Saw a PBS TV show once, set in Merry Olde England.  A barnfull of rats, and they set loose a Jack Russell Terror on those vermin.   He had him a great time, tearing into the rats!  The JRT was a bred ratter, so should do well against mice too.
 
If you're in a forested area, keep in mind that Deer Mice carry hantavirus and take great care when cleaning up nests or feces - you must spray the feces with a 15% bleach & water solution before cleaning up to kill the virus. Whatever you do, DO NOT vacuum, this will spread the microscopic virus into the air.  Breathing dust from their pee or feces is how you contract the virus.  It kills 50% of the people that get the disease.  I'm lucky - it didn't kill me or leave me with lasting breathing problems, but I was and am exceptionally healthy. I did want to die while suffering from it and spent several days in the hospital.  You can also purchase an N95 mask which will prevent breathing a virus in while cleaning up. 
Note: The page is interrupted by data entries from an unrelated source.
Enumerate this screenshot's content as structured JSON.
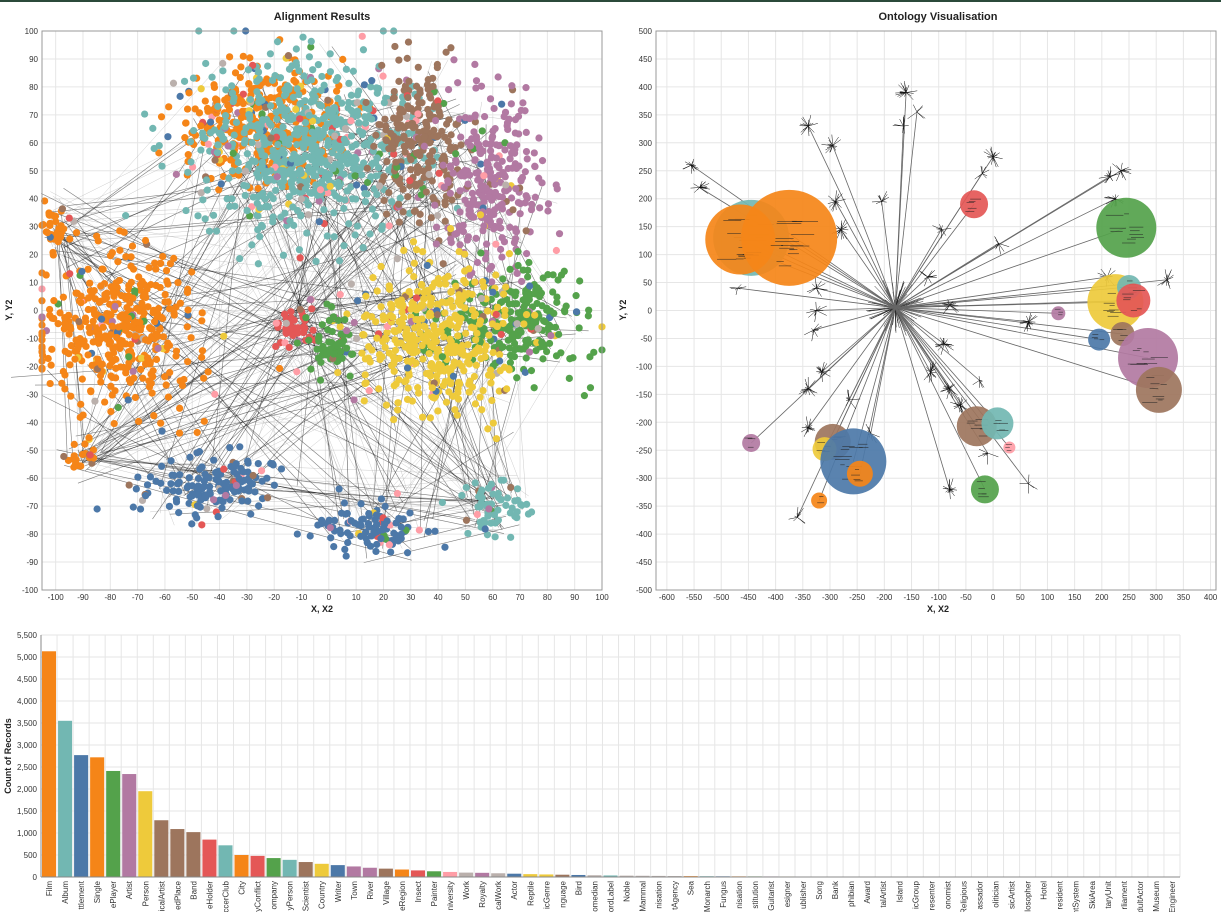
{
  "chart_data": [
    {
      "type": "scatter",
      "title": "Alignment Results",
      "xlabel": "X, X2",
      "ylabel": "Y, Y2",
      "xlim": [
        -105,
        100
      ],
      "ylim": [
        -100,
        100
      ],
      "grid": true,
      "x_ticks": [
        -100,
        -90,
        -80,
        -70,
        -60,
        -50,
        -40,
        -30,
        -20,
        -10,
        0,
        10,
        20,
        30,
        40,
        50,
        60,
        70,
        80,
        90,
        100
      ],
      "y_ticks": [
        100,
        90,
        80,
        70,
        60,
        50,
        40,
        30,
        20,
        10,
        0,
        -10,
        -20,
        -30,
        -40,
        -50,
        -60,
        -70,
        -80,
        -90,
        -100
      ],
      "clusters": [
        {
          "color": "#f58518",
          "x": -78,
          "y": -8,
          "sx": 14,
          "sy": 14
        },
        {
          "color": "#f58518",
          "x": -25,
          "y": 66,
          "sx": 15,
          "sy": 11
        },
        {
          "color": "#f58518",
          "x": -100,
          "y": 30,
          "sx": 3,
          "sy": 5
        },
        {
          "color": "#f58518",
          "x": -90,
          "y": -52,
          "sx": 3,
          "sy": 3
        },
        {
          "color": "#72b7b2",
          "x": -8,
          "y": 58,
          "sx": 20,
          "sy": 16
        },
        {
          "color": "#72b7b2",
          "x": 60,
          "y": -70,
          "sx": 6,
          "sy": 5
        },
        {
          "color": "#9d755d",
          "x": 33,
          "y": 60,
          "sx": 8,
          "sy": 14
        },
        {
          "color": "#b279a2",
          "x": 60,
          "y": 45,
          "sx": 9,
          "sy": 15
        },
        {
          "color": "#54a24b",
          "x": 68,
          "y": -5,
          "sx": 12,
          "sy": 10
        },
        {
          "color": "#eeca3b",
          "x": 38,
          "y": -10,
          "sx": 14,
          "sy": 14
        },
        {
          "color": "#4c78a8",
          "x": -45,
          "y": -62,
          "sx": 12,
          "sy": 6
        },
        {
          "color": "#4c78a8",
          "x": 15,
          "y": -78,
          "sx": 10,
          "sy": 5
        },
        {
          "color": "#e45756",
          "x": -12,
          "y": -5,
          "sx": 4,
          "sy": 5
        },
        {
          "color": "#54a24b",
          "x": 2,
          "y": -12,
          "sx": 5,
          "sy": 6
        }
      ]
    },
    {
      "type": "scatter",
      "title": "Ontology Visualisation",
      "xlabel": "X, X2",
      "ylabel": "Y, Y2",
      "xlim": [
        -620,
        410
      ],
      "ylim": [
        -500,
        500
      ],
      "grid": true,
      "x_ticks": [
        -600,
        -550,
        -500,
        -450,
        -400,
        -350,
        -300,
        -250,
        -200,
        -150,
        -100,
        -50,
        0,
        50,
        100,
        150,
        200,
        250,
        300,
        350,
        400
      ],
      "y_ticks": [
        500,
        450,
        400,
        350,
        300,
        250,
        200,
        150,
        100,
        50,
        0,
        -50,
        -100,
        -150,
        -200,
        -250,
        -300,
        -350,
        -400,
        -450,
        -500
      ],
      "center": [
        -180,
        5
      ],
      "bubbles": [
        {
          "x": -445,
          "y": 130,
          "r": 38,
          "color": "#72b7b2"
        },
        {
          "x": -465,
          "y": 127,
          "r": 35,
          "color": "#f58518"
        },
        {
          "x": -375,
          "y": 130,
          "r": 48,
          "color": "#f58518"
        },
        {
          "x": -35,
          "y": 190,
          "r": 14,
          "color": "#e45756"
        },
        {
          "x": 245,
          "y": 148,
          "r": 30,
          "color": "#54a24b"
        },
        {
          "x": 225,
          "y": 15,
          "r": 28,
          "color": "#eeca3b"
        },
        {
          "x": 250,
          "y": 42,
          "r": 12,
          "color": "#72b7b2"
        },
        {
          "x": 258,
          "y": 18,
          "r": 17,
          "color": "#e45756"
        },
        {
          "x": 238,
          "y": -42,
          "r": 12,
          "color": "#9d755d"
        },
        {
          "x": 195,
          "y": -52,
          "r": 11,
          "color": "#4c78a8"
        },
        {
          "x": 285,
          "y": -85,
          "r": 30,
          "color": "#b279a2"
        },
        {
          "x": 305,
          "y": -142,
          "r": 23,
          "color": "#9d755d"
        },
        {
          "x": -30,
          "y": -207,
          "r": 20,
          "color": "#9d755d"
        },
        {
          "x": 8,
          "y": -202,
          "r": 16,
          "color": "#72b7b2"
        },
        {
          "x": -15,
          "y": -320,
          "r": 14,
          "color": "#54a24b"
        },
        {
          "x": -295,
          "y": -235,
          "r": 18,
          "color": "#9d755d"
        },
        {
          "x": -310,
          "y": -248,
          "r": 12,
          "color": "#eeca3b"
        },
        {
          "x": -257,
          "y": -270,
          "r": 33,
          "color": "#4c78a8"
        },
        {
          "x": -245,
          "y": -292,
          "r": 13,
          "color": "#f58518"
        },
        {
          "x": -445,
          "y": -237,
          "r": 9,
          "color": "#b279a2"
        },
        {
          "x": -320,
          "y": -340,
          "r": 8,
          "color": "#f58518"
        },
        {
          "x": 120,
          "y": -5,
          "r": 7,
          "color": "#b279a2"
        },
        {
          "x": 30,
          "y": -245,
          "r": 6,
          "color": "#ff9da6"
        }
      ],
      "hubs": [
        [
          -540,
          220
        ],
        [
          -555,
          260
        ],
        [
          -340,
          330
        ],
        [
          -295,
          295
        ],
        [
          -160,
          390
        ],
        [
          -165,
          330
        ],
        [
          -140,
          355
        ],
        [
          -205,
          195
        ],
        [
          -280,
          145
        ],
        [
          -290,
          195
        ],
        [
          -325,
          40
        ],
        [
          -325,
          0
        ],
        [
          -330,
          -35
        ],
        [
          -315,
          -110
        ],
        [
          -340,
          -140
        ],
        [
          -265,
          -160
        ],
        [
          -225,
          -220
        ],
        [
          -340,
          -210
        ],
        [
          -360,
          -370
        ],
        [
          -95,
          145
        ],
        [
          -120,
          60
        ],
        [
          -80,
          10
        ],
        [
          -90,
          -60
        ],
        [
          -115,
          -110
        ],
        [
          -80,
          -140
        ],
        [
          -60,
          -170
        ],
        [
          -10,
          -255
        ],
        [
          -80,
          -320
        ],
        [
          65,
          -310
        ],
        [
          -20,
          245
        ],
        [
          0,
          275
        ],
        [
          10,
          120
        ],
        [
          -25,
          -125
        ],
        [
          65,
          -20
        ],
        [
          235,
          250
        ],
        [
          215,
          240
        ],
        [
          225,
          200
        ],
        [
          320,
          55
        ],
        [
          210,
          60
        ],
        [
          -430,
          100
        ],
        [
          -470,
          40
        ]
      ]
    },
    {
      "type": "bar",
      "title": "",
      "xlabel": "",
      "ylabel": "Count of Records",
      "ylim": [
        0,
        5500
      ],
      "y_ticks": [
        0,
        500,
        1000,
        1500,
        2000,
        2500,
        3000,
        3500,
        4000,
        4500,
        5000,
        5500
      ],
      "y_tick_labels": [
        "0",
        "500",
        "1,000",
        "1,500",
        "2,000",
        "2,500",
        "3,000",
        "3,500",
        "4,000",
        "4,500",
        "5,000",
        "5,500"
      ],
      "categories": [
        "Film",
        "Album",
        "ttlement",
        "Single",
        "ePlayer",
        "Artist",
        "Person",
        "icalArtist",
        "edPlace",
        "Band",
        "eHolder",
        "ccerClub",
        "City",
        "yConflict",
        "ompany",
        "yPerson",
        "Scientist",
        "Country",
        "Writer",
        "Town",
        "River",
        "Village",
        "eRegion",
        "Insect",
        "Painter",
        "niversity",
        "Work",
        "Royalty",
        "calWork",
        "Actor",
        "Reptile",
        "icGenre",
        "nguage",
        "Bird",
        "omedian",
        "ordLabel",
        "Noble",
        "Mammal",
        "nisation",
        "tAgency",
        "Sea",
        "Monarch",
        "Fungus",
        "nisation",
        "stitution",
        "Guitarist",
        "esigner",
        "ublisher",
        "Song",
        "Bank",
        "phibian",
        "Award",
        "talArtist",
        "Island",
        "icGroup",
        "resenter",
        "onomist",
        "Religious",
        "assador",
        "olitician",
        "sicArtist",
        "losopher",
        "Hotel",
        "resident",
        "ntSystem",
        "SkiArea",
        "taryUnit",
        "rliament",
        "dultActor",
        "Museum",
        "Engineer"
      ],
      "values": [
        5130,
        3550,
        2770,
        2720,
        2410,
        2340,
        1950,
        1290,
        1090,
        1020,
        850,
        720,
        500,
        480,
        430,
        390,
        340,
        300,
        270,
        240,
        210,
        190,
        170,
        150,
        130,
        115,
        100,
        95,
        85,
        75,
        65,
        58,
        52,
        46,
        40,
        35,
        31,
        28,
        25,
        22,
        20,
        18,
        16,
        15,
        14,
        13,
        12,
        11,
        10,
        9,
        9,
        8,
        8,
        7,
        7,
        6,
        6,
        6,
        5,
        5,
        5,
        4,
        4,
        4,
        4,
        3,
        3,
        3,
        3,
        3,
        3
      ],
      "palette": [
        "#f58518",
        "#72b7b2",
        "#4c78a8",
        "#f58518",
        "#54a24b",
        "#b279a2",
        "#eeca3b",
        "#9d755d",
        "#9d755d",
        "#9d755d",
        "#e45756",
        "#72b7b2",
        "#f58518",
        "#e45756",
        "#54a24b",
        "#72b7b2",
        "#9d755d",
        "#eeca3b",
        "#4c78a8",
        "#b279a2",
        "#b279a2",
        "#9d755d",
        "#f58518",
        "#e45756",
        "#54a24b",
        "#ff9da6",
        "#bab0ac",
        "#b279a2",
        "#bab0ac",
        "#4c78a8",
        "#eeca3b",
        "#eeca3b",
        "#9d755d",
        "#4c78a8",
        "#bab0ac",
        "#72b7b2",
        "#bab0ac",
        "#bab0ac",
        "#bab0ac",
        "#bab0ac"
      ]
    }
  ]
}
At onset it feels like the worst flu you've ever had - muscle aches so bad you can't stand to have anything touch your skin, not clothing or sheets - after two days of that it cleared up & I thought I was well until I walked to the end of my driveway to get the mail and couldn't catch my breath, it was as if I had climbed a mountain. (at that poingt I went to a walk-in clinic in Flagstaff, they took my blood oxygen levels and asked how long I'd been here, when they learned I lived here, they called an ambulance).